Medical Claims Processor

West Hollywood, CA

OUR PURPOSE

 

Men’s Health Foundation connects men at risk to comprehensive healthcare and wellness through education, collaboration and advocacy, inspiring and empowering all men to live longer, healthier and happier lives.  We see a world where inequity and stigma do not separate men from healthcare.  At Men’s Health Foundation we are reimagining men’s healthcare.

THE POSITION

Reporting to the Revenue Cycle Manager, the Claims Processor will process charges as part of the billing function within the organization's established policies.

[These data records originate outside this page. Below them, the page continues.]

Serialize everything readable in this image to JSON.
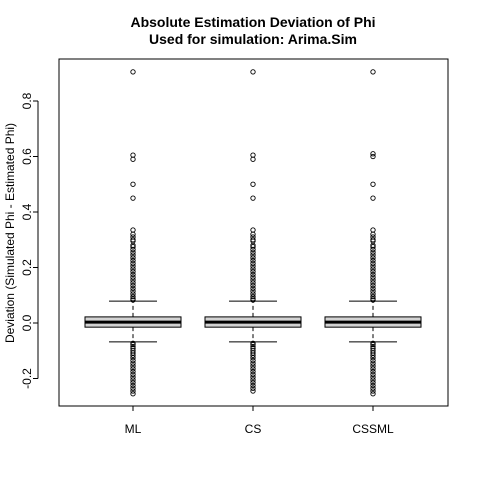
{
  "chart_data": {
    "type": "boxplot",
    "title": "Absolute Estimation Deviation of Phi",
    "subtitle": "Used for simulation: Arima.Sim",
    "xlabel": "",
    "ylabel": "Deviation (Simulated Phi - Estimated Phi)",
    "ylim": [
      -0.3,
      0.95
    ],
    "yticks": [
      -0.2,
      0.0,
      0.2,
      0.4,
      0.6,
      0.8
    ],
    "ytick_labels": [
      "-0.2",
      "0.0",
      "0.2",
      "0.4",
      "0.6",
      "0.8"
    ],
    "grid": false,
    "box_fill": "#d3d3d3",
    "categories": [
      "ML",
      "CS",
      "CSSML"
    ],
    "boxes": [
      {
        "name": "ML",
        "whisker_low": -0.068,
        "q1": -0.015,
        "median": 0.003,
        "q3": 0.022,
        "whisker_high": 0.079,
        "outliers_high": [
          0.905,
          0.605,
          0.59,
          0.5,
          0.45,
          0.335,
          0.32,
          0.31,
          0.3,
          0.295,
          0.28,
          0.275,
          0.265,
          0.255,
          0.245,
          0.235,
          0.225,
          0.215,
          0.205,
          0.195,
          0.185,
          0.175,
          0.165,
          0.155,
          0.145,
          0.135,
          0.125,
          0.115,
          0.105,
          0.095,
          0.088,
          0.083
        ],
        "outliers_low": [
          -0.073,
          -0.078,
          -0.085,
          -0.092,
          -0.1,
          -0.108,
          -0.116,
          -0.125,
          -0.135,
          -0.145,
          -0.155,
          -0.165,
          -0.175,
          -0.185,
          -0.195,
          -0.205,
          -0.215,
          -0.225,
          -0.235,
          -0.245,
          -0.255
        ]
      },
      {
        "name": "CS",
        "whisker_low": -0.068,
        "q1": -0.015,
        "median": 0.003,
        "q3": 0.022,
        "whisker_high": 0.079,
        "outliers_high": [
          0.905,
          0.605,
          0.59,
          0.5,
          0.45,
          0.335,
          0.32,
          0.31,
          0.3,
          0.295,
          0.28,
          0.275,
          0.265,
          0.255,
          0.245,
          0.235,
          0.225,
          0.215,
          0.205,
          0.195,
          0.185,
          0.175,
          0.165,
          0.155,
          0.145,
          0.135,
          0.125,
          0.115,
          0.105,
          0.095,
          0.088,
          0.083
        ],
        "outliers_low": [
          -0.073,
          -0.078,
          -0.085,
          -0.092,
          -0.1,
          -0.108,
          -0.116,
          -0.125,
          -0.135,
          -0.145,
          -0.155,
          -0.165,
          -0.175,
          -0.185,
          -0.195,
          -0.205,
          -0.215,
          -0.225,
          -0.235,
          -0.245
        ]
      },
      {
        "name": "CSSML",
        "whisker_low": -0.068,
        "q1": -0.015,
        "median": 0.003,
        "q3": 0.022,
        "whisker_high": 0.079,
        "outliers_high": [
          0.905,
          0.61,
          0.6,
          0.5,
          0.45,
          0.335,
          0.32,
          0.31,
          0.3,
          0.295,
          0.28,
          0.275,
          0.265,
          0.255,
          0.245,
          0.235,
          0.225,
          0.215,
          0.205,
          0.195,
          0.185,
          0.175,
          0.165,
          0.155,
          0.145,
          0.135,
          0.125,
          0.115,
          0.105,
          0.095,
          0.088,
          0.083
        ],
        "outliers_low": [
          -0.073,
          -0.078,
          -0.085,
          -0.092,
          -0.1,
          -0.108,
          -0.116,
          -0.125,
          -0.135,
          -0.145,
          -0.155,
          -0.165,
          -0.175,
          -0.185,
          -0.195,
          -0.205,
          -0.215,
          -0.225,
          -0.235,
          -0.245,
          -0.255
        ]
      }
    ]
  }
}
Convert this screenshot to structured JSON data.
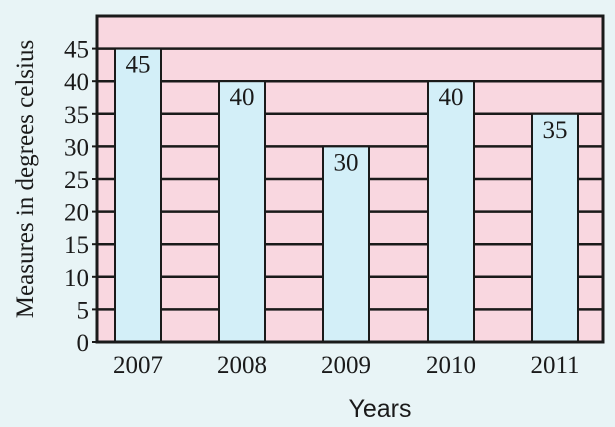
{
  "colors": {
    "page_background": "#e8f4f6",
    "plot_background": "#f9d7e0",
    "bar_fill": "#d3eff8",
    "bar_stroke": "#1a1a1a",
    "grid": "#1a1a1a",
    "frame": "#1a1a1a"
  },
  "chart_data": {
    "type": "bar",
    "title": "",
    "xlabel": "Years",
    "ylabel": "Measures in degrees celsius",
    "categories": [
      "2007",
      "2008",
      "2009",
      "2010",
      "2011"
    ],
    "values": [
      45,
      40,
      30,
      40,
      35
    ],
    "data_labels": [
      "45",
      "40",
      "30",
      "40",
      "35"
    ],
    "ylim": [
      0,
      50
    ],
    "y_ticks": [
      0,
      5,
      10,
      15,
      20,
      25,
      30,
      35,
      40,
      45
    ],
    "y_tick_labels": [
      "0",
      "5",
      "10",
      "15",
      "20",
      "25",
      "30",
      "35",
      "40",
      "45"
    ],
    "grid": true,
    "legend": "none"
  }
}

Performs billing and claims processing functions for the various service components of the clinics, assists other claims processors as needed; serves as back up for the Billing Manager and runs various financial reports as needed by the CFO. Consistently utilizes and facilitates effective strategies to communicate pertinent information in a timely manner.

 

ESSENTIAL FUNCTIONS AND RESPONSIBILITIES: (This list may not include all of the duties assigned.)

 

 

  • Codes such items as invoices, vouchers, expense reports, check requests, etc., with correct codes conforming to standard procedures to ensure proper entry into Allscripts.

  • Uses critical thinking skills to interpret information furnished in written, oral, diagram, or schedule form and to follow complex dental processes

  • Makes sound decisions and sets goals based on available information and evaluates situations and requirements to plan and adjust work accordingly.

  • Projects accurate future occurrences based on current or historic data.

  • Strong math skills to add, subtract, multiply and divide as well as work with fractions and percentages accurately.

  • Handles all patient requests via phone or email.

  • Prepares non-inventory purchase order requisitions.

  • Investigates and resolves problems associated with processing of charges.

  • Prepares batch reconciliation reports.

  • Assists with monthly status reports, and monthly closings.

  • Reconciles various accounts by identifying errors in posting or omissions by applying appropriate billing standards

  • Process remittance information from checks, drafts and wire transfers for invoices provided by payers, reviewing instructions accompanying items to determine proper payments in accounts in accordance with standard procedures.

  • Receives, researches and resolves a variety of routine internal and external inquiries concerning account status, including communicating the resolution of discrepancies to appropriate persons.

  • Ensures efficiency, accuracy and accountability of information and data. 

  • Performs claims processing functions in a timely and accurate manner.

  • Checks “superbills” for accuracy prior to entering into the system.

  • Reviews and, as necessary, corrects data entry and billing errors prior to transmission.

  • Bills payment source(s) within 48 hours of patient’s visit.

  • Posts payment checks to appropriate accounts.

  • Researches payment denials and re-submit for payment as necessary.

  • Checks count of “superbills” against daily log to ensure that every patient’s visit related paperwork has been received, posted and billed

  • Prepares month end reports.  

  • Looks up CPT and ICD-10 codes for accurate coding.

  • Performs weekly transmission of claims.

  • Updates daily error reports for clinic/nurse managers.

  • Other duties assigned, as required. 

QUALIFICATIONS:

  • Associate degree (A. A.) or equivalent from two-year college or technical school;
  • Two to three years related experience and/or training; or equivalent combination of education and experience.
  • Proficient in MS Word and Excel Software and tech savvy.

REQUIREMENTS:

  • Maintains highest degree of confidentiality in donor, staff, client, fiscal and organizational matters; understands and meets HIPAA, OSHA and infection control requirements.

  • Remains up to date on best practices relevant to the position; enhances personal skills.

  • Completes continuing education as required to retain licensure or certificates and cooperates with credentialing requirements and requests.

  • Provides courteous and timely assistance to internal and external customers.

  • Meets time and attendance requirements for the position and uses work hours productively and appropriately.

  • Follows procedures and policies in completing work and making decisions.

  • Completes continuing education as required to retain licensure or certificates and cooperates with credentialing requirements and requests.

  • Meets criminal background search clearance.

 



COMPANY REQUIREMENTS:  

  • Must be able to pass a background check to include a 7-year criminal, 10-year SSN & employer history reference check, as well as successfully pass a pre-employment drug test.  
  • Excellent interpersonal skills
  • Attention to detail
  • Must take yearly flu shot and test for tuberculosis as required by the Centers for Disease Control and Prevention.